Chapter 35 Rowan
ROWAN
’Tis early in the morning, and I’m in the kitchen with a bottle warmer that hates me, so it does. The steam’s rising away in tiny ghosts, and I’m breathing through the urge to curse.
Aisling’s soft wail filters down the hall, barely a protest, more like a question. I’ve learned her cadence—three short cries, one long. Hungry. Not scared. Christ, she’s fierce consistent for one so small.
I grab the bottle and slink away through the house, taking quiet steps through the hall. Declan calls it hypervigilance. Sean calls it “Dad mode.” Willow calls it “Pink Panther mode.” Ah, sure, they’ve all a name for it, haven’t they? And I hate them all, I do. But I’ve no alternatives.
She’s awake and calm when I lift her, dark eyes wide and unblinking. I change her wet diaper, then settle with her into the chair by the window. The city outside is wet and silver.

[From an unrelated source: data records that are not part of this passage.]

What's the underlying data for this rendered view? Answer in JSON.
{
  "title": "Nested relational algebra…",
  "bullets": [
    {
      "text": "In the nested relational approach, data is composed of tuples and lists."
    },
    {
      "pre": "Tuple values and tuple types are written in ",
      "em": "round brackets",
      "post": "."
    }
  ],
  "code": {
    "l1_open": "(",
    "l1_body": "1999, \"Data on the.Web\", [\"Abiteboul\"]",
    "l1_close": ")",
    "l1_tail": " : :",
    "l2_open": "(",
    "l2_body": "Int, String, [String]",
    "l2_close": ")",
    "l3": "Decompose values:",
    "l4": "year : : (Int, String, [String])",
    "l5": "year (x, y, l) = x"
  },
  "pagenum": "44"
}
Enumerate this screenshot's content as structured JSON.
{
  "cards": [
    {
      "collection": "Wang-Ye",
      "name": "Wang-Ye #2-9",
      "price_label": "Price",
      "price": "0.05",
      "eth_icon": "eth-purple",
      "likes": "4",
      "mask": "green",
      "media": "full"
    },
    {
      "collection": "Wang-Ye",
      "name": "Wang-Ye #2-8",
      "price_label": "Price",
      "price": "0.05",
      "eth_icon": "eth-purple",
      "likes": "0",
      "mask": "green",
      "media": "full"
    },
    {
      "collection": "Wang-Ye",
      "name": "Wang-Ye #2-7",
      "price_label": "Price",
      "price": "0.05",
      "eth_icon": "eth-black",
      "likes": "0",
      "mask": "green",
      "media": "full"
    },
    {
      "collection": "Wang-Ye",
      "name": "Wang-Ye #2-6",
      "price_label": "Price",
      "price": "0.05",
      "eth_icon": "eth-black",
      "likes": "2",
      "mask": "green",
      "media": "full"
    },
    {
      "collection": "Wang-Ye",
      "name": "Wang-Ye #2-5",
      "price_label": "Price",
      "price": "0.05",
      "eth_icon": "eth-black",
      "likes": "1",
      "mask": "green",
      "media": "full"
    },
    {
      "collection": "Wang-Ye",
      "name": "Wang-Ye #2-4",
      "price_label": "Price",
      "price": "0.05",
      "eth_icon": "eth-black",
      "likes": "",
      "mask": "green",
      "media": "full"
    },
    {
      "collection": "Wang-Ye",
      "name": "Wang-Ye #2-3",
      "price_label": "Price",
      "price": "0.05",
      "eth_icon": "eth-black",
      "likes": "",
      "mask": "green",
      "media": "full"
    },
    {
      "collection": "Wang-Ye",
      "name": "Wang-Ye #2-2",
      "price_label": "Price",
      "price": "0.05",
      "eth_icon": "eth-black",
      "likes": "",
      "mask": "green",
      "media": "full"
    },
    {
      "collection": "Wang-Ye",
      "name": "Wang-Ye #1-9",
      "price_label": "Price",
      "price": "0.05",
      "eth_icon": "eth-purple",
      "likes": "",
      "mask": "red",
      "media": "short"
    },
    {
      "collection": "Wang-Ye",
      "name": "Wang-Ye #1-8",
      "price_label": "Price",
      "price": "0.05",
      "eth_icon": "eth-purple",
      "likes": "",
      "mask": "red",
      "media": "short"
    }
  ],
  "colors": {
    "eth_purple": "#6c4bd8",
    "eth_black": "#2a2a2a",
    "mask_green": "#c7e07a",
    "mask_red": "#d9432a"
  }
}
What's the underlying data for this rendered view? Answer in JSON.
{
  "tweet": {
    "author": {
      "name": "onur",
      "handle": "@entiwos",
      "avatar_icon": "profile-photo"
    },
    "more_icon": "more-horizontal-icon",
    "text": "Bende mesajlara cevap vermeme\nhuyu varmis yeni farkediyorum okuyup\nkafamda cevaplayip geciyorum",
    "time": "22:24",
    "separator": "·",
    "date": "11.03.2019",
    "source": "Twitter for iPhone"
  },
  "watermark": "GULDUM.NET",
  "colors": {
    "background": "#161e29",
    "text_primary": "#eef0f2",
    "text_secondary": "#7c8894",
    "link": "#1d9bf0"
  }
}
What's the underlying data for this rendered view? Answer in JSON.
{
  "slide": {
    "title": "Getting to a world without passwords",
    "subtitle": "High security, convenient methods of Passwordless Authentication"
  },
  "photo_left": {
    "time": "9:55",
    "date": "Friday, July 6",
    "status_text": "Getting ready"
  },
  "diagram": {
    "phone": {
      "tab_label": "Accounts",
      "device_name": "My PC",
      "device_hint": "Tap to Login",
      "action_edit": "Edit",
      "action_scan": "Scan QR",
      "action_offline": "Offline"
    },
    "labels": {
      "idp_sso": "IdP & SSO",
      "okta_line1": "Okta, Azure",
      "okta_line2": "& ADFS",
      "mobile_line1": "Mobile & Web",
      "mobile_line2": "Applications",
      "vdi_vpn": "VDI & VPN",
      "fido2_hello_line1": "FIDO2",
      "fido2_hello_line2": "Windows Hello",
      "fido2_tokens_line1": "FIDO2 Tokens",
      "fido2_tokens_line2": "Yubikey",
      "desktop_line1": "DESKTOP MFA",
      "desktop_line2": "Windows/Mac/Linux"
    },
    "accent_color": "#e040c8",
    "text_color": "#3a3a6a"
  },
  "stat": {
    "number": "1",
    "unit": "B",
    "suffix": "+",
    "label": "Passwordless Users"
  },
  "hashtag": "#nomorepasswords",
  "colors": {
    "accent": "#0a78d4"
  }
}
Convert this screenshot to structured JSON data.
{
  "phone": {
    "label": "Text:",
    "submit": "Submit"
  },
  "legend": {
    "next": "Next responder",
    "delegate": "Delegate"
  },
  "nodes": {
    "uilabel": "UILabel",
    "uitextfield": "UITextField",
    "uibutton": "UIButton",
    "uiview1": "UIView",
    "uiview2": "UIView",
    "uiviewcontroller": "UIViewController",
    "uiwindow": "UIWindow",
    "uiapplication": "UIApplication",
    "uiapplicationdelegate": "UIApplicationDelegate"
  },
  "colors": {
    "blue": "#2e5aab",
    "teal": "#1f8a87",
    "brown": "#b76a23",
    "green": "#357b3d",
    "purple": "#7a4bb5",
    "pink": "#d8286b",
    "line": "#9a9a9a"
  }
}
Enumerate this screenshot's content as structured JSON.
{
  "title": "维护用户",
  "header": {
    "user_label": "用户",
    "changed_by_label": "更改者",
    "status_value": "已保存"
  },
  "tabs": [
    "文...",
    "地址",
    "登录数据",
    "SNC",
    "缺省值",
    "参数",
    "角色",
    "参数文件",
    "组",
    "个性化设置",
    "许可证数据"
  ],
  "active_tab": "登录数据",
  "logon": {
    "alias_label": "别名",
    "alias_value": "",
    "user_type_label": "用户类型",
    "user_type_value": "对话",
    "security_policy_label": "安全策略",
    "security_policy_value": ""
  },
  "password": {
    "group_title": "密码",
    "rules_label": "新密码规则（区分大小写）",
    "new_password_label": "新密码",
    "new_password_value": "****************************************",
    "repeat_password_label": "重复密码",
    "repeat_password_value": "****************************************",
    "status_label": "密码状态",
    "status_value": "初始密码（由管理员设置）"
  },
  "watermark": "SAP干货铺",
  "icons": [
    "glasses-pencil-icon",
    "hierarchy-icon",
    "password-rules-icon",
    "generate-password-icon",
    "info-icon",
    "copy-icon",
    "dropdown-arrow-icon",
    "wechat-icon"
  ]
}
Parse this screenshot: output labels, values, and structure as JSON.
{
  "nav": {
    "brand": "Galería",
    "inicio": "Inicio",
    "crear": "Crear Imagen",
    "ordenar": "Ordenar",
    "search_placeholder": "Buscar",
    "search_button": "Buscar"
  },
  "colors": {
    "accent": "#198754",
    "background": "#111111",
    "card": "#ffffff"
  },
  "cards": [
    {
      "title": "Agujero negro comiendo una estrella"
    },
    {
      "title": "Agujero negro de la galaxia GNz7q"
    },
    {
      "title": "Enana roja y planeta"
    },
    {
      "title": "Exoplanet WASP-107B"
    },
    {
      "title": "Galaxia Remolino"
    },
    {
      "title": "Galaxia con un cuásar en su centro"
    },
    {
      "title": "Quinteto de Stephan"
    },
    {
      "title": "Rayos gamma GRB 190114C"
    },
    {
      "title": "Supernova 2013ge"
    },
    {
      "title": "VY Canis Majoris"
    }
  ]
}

“Alright, wee one,” I whisper. “Let’s not wake your sisters, yeah?
Just eat the bottle and go back to sleep, no screaming necessary at all, at all.
” I talk to her like she’s got hostages.
She does. She eats slowly, focused. I keep one finger tucked against her fist, anchoring her to something solid.
When she’s done, she burps like a prizefighter.
“Fair play to you,” I mutter, half-proud and half-horrified, though I can’t help smiling.
I could put her back into her crib, but it’s rare I get a moment with just one of the girls.
I hold her against me and rub my hand in circles on her back, listening to the ticking of an old cuckoo clock Willow got from her grandparents, the humming of the air conditioner, and Sean’s guttural snoring in the other room.
I used to think I was good under pressure because I didn’t feel. Turns out I was just empty, so I was. Now I feel everything—terror, awe, the kind of love that makes your ribs ache, fierce and all.
From the doorway, Willow’s voice is a whisper. “It’s Declan’s night.”
I look up, startled but relieved to see her form. God, she moves quiet as rain. She walks over to the side of the rocking chair, gentle as anything, and pulls my head in against her stomach, her fingers intertwining in my hair. “I know,” I tell her. “I was already up.”
“You’ve been up for hours. You should sleep.” Her fingers on my scalp could put me to sleep if I weren’t resisting.
“In a minute,” I lie, still enjoying the warm weight of Aisling against me.
“You’ve been saying that since midnight.”
I nod against her stomach. “Aye, well, I’m a man of consistency.”
She sighs, but it isn’t angry, more content. We watch the little girl in my arms. Sure, look at her—fully awake, alert, content, just like me—proof of life, luck, and the unplanned lives being full.
“I keep thinking we’ll mess this up,” she says.
“We will, so we will,” I tell her. “But not tonight.”
She laughs into my hair a little and kisses the top of my head before leaving the room.
I find Declan’s feeding chart binder on top of the dresser and scribble in the margins, “Ongoing experiment of fatherhood going well so far in all fairness. Results TBD.”
I look at the last thing he wrote in it. “All three fed. All three fine.” Simple. No ounces tracked, just the facts. Enough for them, him, and me.